Do you also realize that if you don't hold Financial and/or Medical Power of Attorney the staff does not even need to talk to you only ur sisters concerning your parents care. Not saying your concerns aren't important but you may be going about it all wrong. You get more done when ur nice to the staff. You don't accuse, you ask. Realize with Dementia an aide could have just given Mom water but Mom does not remember that.

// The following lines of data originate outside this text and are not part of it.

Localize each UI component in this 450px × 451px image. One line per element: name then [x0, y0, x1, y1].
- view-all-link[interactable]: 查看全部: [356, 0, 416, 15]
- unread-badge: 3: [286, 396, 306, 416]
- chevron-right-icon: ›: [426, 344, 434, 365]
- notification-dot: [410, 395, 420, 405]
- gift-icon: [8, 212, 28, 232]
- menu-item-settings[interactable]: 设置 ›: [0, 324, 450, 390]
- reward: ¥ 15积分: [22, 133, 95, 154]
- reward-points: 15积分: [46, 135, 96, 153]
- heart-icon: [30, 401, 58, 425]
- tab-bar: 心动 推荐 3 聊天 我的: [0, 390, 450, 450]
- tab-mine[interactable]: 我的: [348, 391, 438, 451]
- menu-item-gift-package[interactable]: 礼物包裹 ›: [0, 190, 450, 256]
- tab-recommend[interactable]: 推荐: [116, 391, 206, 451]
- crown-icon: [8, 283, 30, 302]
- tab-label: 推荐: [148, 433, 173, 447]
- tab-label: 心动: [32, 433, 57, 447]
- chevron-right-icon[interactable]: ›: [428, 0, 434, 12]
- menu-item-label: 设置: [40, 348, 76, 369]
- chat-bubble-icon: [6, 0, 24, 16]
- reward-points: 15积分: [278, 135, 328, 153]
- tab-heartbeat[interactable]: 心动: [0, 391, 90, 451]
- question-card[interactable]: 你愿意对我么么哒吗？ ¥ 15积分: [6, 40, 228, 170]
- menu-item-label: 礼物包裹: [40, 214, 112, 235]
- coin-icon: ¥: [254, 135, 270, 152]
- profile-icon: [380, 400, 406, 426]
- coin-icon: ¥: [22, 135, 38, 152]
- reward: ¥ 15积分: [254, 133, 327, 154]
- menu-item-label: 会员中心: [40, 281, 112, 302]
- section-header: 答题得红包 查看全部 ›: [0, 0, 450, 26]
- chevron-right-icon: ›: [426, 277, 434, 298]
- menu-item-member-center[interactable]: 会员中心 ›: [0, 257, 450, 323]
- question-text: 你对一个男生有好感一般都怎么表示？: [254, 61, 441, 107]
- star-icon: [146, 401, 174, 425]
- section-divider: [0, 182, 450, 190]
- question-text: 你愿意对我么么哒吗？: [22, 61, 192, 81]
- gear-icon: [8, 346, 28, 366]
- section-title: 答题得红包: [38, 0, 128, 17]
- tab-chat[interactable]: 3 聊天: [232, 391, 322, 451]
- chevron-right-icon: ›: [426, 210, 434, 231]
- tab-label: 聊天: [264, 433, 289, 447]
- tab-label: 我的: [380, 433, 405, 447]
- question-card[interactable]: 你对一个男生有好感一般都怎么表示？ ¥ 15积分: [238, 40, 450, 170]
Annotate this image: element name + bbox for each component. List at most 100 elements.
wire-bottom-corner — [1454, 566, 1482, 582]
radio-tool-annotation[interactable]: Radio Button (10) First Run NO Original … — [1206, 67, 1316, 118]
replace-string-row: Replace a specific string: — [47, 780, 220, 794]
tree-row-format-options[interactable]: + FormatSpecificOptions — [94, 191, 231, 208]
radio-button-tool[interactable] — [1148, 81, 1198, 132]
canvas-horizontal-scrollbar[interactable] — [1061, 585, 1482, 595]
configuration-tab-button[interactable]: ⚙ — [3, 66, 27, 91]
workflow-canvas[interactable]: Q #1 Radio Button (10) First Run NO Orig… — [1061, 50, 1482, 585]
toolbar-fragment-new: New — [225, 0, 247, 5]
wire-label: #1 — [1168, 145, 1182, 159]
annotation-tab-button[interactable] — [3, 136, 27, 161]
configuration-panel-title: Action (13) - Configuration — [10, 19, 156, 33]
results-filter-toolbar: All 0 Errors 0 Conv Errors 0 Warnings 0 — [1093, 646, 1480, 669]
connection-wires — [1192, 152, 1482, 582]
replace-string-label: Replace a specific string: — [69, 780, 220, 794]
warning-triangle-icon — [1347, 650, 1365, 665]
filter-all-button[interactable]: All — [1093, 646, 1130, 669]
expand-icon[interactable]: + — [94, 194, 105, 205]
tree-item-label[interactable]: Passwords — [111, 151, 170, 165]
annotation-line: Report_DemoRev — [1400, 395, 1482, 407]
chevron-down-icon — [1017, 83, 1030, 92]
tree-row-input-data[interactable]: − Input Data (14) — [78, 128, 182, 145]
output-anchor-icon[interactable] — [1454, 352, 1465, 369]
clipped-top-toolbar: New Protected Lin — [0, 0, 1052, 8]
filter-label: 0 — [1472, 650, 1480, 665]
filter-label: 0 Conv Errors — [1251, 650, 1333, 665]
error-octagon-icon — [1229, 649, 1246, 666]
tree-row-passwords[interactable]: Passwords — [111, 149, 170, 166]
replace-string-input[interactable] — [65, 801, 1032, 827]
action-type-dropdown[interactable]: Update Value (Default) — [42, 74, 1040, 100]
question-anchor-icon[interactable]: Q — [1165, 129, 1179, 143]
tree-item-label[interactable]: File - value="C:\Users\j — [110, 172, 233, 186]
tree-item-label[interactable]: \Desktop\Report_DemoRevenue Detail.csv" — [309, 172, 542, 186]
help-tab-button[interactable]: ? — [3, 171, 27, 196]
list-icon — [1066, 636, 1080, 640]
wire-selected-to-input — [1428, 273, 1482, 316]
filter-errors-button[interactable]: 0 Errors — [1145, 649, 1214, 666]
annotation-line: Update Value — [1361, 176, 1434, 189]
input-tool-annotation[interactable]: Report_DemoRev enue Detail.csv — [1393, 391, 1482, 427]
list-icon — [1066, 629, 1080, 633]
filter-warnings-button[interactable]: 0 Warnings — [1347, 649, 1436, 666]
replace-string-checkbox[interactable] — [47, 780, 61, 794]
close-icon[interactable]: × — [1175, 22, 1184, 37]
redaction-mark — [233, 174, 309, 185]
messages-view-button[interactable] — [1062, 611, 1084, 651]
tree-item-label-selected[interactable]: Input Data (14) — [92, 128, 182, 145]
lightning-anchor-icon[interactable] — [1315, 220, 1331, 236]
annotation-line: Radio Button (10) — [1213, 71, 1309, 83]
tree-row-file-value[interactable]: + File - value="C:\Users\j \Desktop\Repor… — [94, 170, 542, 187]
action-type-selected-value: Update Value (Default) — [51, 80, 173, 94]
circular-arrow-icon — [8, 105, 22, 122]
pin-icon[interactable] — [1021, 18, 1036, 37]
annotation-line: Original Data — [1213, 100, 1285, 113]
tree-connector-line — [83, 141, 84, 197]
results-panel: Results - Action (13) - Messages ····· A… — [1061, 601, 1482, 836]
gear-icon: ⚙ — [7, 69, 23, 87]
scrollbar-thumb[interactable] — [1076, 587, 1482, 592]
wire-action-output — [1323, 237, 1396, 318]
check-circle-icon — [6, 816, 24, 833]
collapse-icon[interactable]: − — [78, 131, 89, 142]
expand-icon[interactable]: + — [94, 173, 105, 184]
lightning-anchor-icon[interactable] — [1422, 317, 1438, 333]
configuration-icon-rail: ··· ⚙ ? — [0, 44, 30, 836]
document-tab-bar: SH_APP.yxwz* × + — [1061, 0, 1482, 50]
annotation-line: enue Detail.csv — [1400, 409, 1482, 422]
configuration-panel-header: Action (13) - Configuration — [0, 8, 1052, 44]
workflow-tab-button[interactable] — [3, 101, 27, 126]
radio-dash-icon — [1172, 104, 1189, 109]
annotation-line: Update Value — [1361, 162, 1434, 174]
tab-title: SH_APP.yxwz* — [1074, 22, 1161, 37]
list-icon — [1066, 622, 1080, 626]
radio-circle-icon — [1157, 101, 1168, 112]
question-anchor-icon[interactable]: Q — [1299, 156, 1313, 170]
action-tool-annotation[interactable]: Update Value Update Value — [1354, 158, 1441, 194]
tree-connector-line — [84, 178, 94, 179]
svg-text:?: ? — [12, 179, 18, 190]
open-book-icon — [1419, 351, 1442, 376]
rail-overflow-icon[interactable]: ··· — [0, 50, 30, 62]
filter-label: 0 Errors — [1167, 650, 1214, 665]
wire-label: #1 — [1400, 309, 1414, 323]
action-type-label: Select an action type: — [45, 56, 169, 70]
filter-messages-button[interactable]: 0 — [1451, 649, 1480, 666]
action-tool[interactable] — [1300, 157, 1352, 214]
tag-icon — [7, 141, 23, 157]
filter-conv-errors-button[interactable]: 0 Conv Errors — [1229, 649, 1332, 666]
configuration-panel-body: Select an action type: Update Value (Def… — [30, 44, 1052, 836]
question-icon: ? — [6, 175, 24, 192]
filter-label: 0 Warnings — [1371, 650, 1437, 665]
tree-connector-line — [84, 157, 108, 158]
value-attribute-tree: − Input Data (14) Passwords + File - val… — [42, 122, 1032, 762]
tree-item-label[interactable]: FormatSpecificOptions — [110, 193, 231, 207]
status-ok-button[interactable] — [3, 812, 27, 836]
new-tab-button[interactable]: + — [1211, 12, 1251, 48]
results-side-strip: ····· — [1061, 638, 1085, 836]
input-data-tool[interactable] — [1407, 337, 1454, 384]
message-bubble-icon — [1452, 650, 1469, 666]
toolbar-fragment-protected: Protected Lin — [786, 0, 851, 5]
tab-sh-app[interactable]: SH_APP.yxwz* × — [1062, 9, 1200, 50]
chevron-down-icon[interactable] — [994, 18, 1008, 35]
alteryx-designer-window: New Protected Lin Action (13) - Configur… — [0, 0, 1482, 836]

You can override sisters' POAs by becoming your parents guardian but for 2 people that would be expensive. Then you can sell the houses and find a nice apartment for u all to live hiring aides. Because, you are going to have a hard time caring for two. It will be like caring for 2 toddlers. They need to be dressed, fed and diapers changed. Or, you can be a loving son, except what is and fill in where the aides seem to be falling short. And when it comes to Mom getting more tests to see where she is, she is 88 and no amt of testing is going to make her better. Her meds may have been stopped because they no longer help. Its what it is, no more can be done. Maybe Hospice should be called in so Mom will be kept comfortable and you have another pair of hands.
There comes a time when the poking and prodding actually causes the person anxiety. Its at that point you just stop it. They wanted to do a swallow test on my 89 yr old Dementia Mom who had closed her eyes a week before and refused to get out of bed. To do this test meant a transfer to the hospital, strange people, strange surroundings and poking and prodding. Nope, not putting Mom thru it. I had Hospice called in and she passed 6 days later. My DD an RN agreed with all my decisions. (Not being able to swallow is the first sign of the body shutting down)
And our children stand witness to this as they pass what should be carefree retirement years feeling guilty and angry.
You are correct. This is a very tough thing to witness.